Gweru council workers down tools


GWERU City Council workers have threatened a full-blown strike today after the local authority failed to honour its pledge to settle back pay and bonus arrears by last Friday.


The workers have been staging tea break protests for the past three weeks demanding payment of their outstanding salaries and bonuses.

Workers’ committee spokesperson, Cornelia Selipiwe yesterday told workers that management had failed to honour its pledge to clear the arrears.

He said workers were left with no option but to down tools.

“We had hoped that our back pays would be paid last Friday but it seems the employer is not taking us seriously,” Selipiwe said.

“This means that as previously planned tomorrow (today) workers will go ahead with the industrial action to pressure the employer to address our grievances.”

Workers were paid their December 2014 salaries this month but are still to get back pay for April to July 2014 as well as bonuses for last year.

“We have been warning city fathers that we would go on strike on the 28th so they should not get surprised,” Selipiwe said.

Town clerk, Daniel Matawu was not available for comment on his mobile.

The MDC-T led council has been struggling to meet salary obligations and blames declining revenue for its predicament.

The majority of the country’s local authorities are struggling financially after the government in 2013 ordered them to write off bills that accumulated since 2009.

A sizeable number of ratepayers are failing to pay bills due to high unemployment.

On the other hand government departments take too long to pay their rates bills, causing most local authorities to incur salary arrears.

Meanwhile, the Gweru City Council plans to auction old vehicles as well as other obsolete equipment in a bid to raise revenue.

According to minutes of recent council meetings, the items include cars, tractors, excavators, stoves and fridges as well as office equipment.

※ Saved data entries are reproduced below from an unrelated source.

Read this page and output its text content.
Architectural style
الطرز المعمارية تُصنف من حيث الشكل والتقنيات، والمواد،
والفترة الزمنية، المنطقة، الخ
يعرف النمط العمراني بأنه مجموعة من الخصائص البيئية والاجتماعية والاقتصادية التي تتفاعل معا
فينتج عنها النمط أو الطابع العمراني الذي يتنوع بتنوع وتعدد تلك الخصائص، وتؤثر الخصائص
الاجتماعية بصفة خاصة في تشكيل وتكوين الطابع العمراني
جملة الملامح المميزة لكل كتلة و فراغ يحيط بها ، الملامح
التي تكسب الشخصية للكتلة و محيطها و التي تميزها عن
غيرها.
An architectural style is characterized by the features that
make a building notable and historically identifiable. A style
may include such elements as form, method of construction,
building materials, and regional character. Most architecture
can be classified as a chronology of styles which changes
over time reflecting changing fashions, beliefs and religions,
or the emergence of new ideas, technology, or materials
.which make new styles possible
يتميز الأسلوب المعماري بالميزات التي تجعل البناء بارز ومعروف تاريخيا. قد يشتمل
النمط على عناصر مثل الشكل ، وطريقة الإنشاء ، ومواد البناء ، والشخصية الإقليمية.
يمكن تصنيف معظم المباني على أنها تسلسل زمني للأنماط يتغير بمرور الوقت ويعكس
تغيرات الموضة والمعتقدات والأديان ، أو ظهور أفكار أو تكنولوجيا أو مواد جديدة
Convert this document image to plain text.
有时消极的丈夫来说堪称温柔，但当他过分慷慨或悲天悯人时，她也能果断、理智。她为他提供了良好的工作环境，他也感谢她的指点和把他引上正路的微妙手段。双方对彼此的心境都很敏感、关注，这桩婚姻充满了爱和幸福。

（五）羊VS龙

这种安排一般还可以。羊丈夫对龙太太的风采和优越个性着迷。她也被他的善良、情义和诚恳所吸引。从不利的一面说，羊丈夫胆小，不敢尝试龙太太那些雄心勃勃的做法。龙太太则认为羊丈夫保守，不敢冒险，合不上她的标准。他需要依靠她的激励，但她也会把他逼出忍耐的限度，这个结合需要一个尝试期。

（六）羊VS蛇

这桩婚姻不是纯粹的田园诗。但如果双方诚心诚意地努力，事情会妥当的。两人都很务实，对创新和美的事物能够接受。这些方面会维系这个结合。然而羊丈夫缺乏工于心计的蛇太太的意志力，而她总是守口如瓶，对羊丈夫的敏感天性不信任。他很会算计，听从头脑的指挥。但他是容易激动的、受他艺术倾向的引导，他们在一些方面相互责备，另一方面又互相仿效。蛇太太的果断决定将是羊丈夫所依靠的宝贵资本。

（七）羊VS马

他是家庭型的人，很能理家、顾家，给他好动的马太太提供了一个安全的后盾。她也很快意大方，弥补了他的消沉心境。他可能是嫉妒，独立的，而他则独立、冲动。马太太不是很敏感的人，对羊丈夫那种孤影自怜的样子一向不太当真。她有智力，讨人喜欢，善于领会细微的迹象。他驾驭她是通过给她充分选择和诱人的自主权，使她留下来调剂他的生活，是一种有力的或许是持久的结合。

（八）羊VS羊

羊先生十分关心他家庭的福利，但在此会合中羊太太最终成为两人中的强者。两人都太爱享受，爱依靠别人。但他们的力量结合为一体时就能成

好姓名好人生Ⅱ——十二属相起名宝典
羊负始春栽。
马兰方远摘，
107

Items from the engineering department particularly vehicles, trailers pneumatic rollers and air compressors would be auctioned for $74 950.

Most of the items including computers, chairs, pipes, printers, desks and water pumps were indicated as non-runners or unserviceable on the service ability status.

Council recommended that the equipment be disposed and that an auctioneer be engaged.

“In light of the obsolete items it was recommended that they (items) be disposed and that an auctioneer be engaged to determine auction price for the items,” read part of the minutes.

Last year a councillor revealed that old pumps were worsening the city’s water problems.

“Our dams might be full, but pumping is a problem. We have obsolete pumps, some of which have been in use for more than 30 years,” ward 4 councillor Kenneth Sithole said at the time.

“At Gwenoro, we have three pumps, but one pump operates at a time.

“But if we can have all the three pumps operating, water can be accessed by all parts of the city.”